Même dans la mort, la nourriture est un symbole puissant. Alors que Cam continue de voir le fantôme de Kai, l’apparition se transforme : parfois, Kai semble cuisiner pour Cam, ce qu’il faisait rarement dans la vraie vie. C’est un signe que Kai ne part pas. Il est devenu à sa manière une famille pour Cam.
Pendant ce temps, TJ travaille également sur deux autres relations difficiles, l’une avec un homme fiancé qu’il a rencontré dans un bain public et l’autre avec un employé non binaire de la boulangerie, Noel. Les deux semblent être le reflet de la relation qu’il n’a jamais eue avec Cam. L’histoire de TJ, qui se trouve au centre du roman, constitue l’exploration la plus perspicace de Washington sur la façon dont les nouvelles vies sont si souvent construites sur le cadre peu solide des vies passées.

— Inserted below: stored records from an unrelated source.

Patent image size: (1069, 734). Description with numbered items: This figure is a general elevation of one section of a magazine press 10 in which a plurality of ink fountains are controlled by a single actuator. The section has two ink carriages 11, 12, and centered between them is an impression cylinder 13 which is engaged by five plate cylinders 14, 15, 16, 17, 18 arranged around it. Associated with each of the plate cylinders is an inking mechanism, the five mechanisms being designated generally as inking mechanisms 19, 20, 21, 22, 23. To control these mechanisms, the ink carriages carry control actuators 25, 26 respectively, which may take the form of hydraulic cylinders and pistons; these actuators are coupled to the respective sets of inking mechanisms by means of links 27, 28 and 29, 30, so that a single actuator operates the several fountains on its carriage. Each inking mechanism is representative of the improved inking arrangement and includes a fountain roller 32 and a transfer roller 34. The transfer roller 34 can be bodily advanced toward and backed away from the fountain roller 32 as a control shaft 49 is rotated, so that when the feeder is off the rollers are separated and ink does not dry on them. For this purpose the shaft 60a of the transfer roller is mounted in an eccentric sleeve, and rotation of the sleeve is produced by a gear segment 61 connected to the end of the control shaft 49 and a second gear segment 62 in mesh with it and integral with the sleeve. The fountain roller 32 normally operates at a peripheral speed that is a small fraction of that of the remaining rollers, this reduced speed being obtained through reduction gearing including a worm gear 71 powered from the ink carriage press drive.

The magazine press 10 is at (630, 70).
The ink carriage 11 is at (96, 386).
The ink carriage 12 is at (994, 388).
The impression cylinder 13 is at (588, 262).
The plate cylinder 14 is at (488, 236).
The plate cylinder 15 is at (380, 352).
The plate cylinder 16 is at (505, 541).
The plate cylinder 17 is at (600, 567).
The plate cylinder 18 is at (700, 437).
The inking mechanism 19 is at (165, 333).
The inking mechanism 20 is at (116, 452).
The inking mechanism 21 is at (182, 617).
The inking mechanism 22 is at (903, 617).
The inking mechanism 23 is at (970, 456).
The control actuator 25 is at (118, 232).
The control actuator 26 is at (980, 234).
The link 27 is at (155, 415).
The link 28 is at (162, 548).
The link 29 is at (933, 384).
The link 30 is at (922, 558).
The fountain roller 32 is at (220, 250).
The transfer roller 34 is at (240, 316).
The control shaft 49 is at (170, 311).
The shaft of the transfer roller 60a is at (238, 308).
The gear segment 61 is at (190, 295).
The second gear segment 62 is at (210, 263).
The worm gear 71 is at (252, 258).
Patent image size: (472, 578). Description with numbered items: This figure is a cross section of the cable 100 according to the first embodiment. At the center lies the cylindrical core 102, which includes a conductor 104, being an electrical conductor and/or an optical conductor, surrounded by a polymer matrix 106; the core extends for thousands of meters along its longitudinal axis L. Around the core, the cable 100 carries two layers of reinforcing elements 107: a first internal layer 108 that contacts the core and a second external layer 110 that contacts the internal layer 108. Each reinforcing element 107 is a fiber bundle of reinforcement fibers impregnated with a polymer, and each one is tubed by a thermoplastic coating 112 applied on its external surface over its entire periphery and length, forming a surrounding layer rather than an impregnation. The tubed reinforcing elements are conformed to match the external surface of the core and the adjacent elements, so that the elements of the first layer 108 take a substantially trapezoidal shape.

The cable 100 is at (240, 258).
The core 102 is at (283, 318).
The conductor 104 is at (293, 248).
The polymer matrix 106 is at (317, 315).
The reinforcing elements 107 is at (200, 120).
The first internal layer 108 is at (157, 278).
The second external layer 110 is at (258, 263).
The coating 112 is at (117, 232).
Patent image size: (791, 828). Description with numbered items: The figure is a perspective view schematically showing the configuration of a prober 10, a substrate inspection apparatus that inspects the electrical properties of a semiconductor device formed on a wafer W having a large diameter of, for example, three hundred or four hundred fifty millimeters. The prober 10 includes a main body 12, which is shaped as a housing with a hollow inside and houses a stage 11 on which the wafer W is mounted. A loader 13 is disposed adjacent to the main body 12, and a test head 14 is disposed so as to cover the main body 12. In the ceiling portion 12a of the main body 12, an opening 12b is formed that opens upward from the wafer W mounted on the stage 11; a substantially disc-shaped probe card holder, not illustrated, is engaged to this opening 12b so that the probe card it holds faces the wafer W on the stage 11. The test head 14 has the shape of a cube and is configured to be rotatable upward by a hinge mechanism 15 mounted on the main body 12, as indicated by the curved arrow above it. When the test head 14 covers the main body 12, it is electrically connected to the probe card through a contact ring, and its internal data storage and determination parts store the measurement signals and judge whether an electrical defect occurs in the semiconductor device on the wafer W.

« Family Meal » jongle beaucoup – Cam et TJ sont tous deux confrontés à leur situation actuelle et aux fantômes d’opportunités ignorées et de choix difficiles adoptés – mais Washington expose le tout avec le contrôle et le talent artistique d’un chorégraphe de ballet. Chaque scénario donne de la force à l’autre. Washington fait en sorte que la « perte » de Cam par TJ mérite aussi d’être pleurée que la perte de Kai par Cam, et le dynamisme du fantôme de Kai vient de toute la force de tous les autres fantômes non mentionnés dans le roman.
Pertes, départs, retrouvailles, fantômes — « Family Meal » est un roman sur ce que signifie partir, et comment même lorsqu’il semble que nous avons évolué, il y a certaines choses qui ne peuvent jamais être laissées pour compte.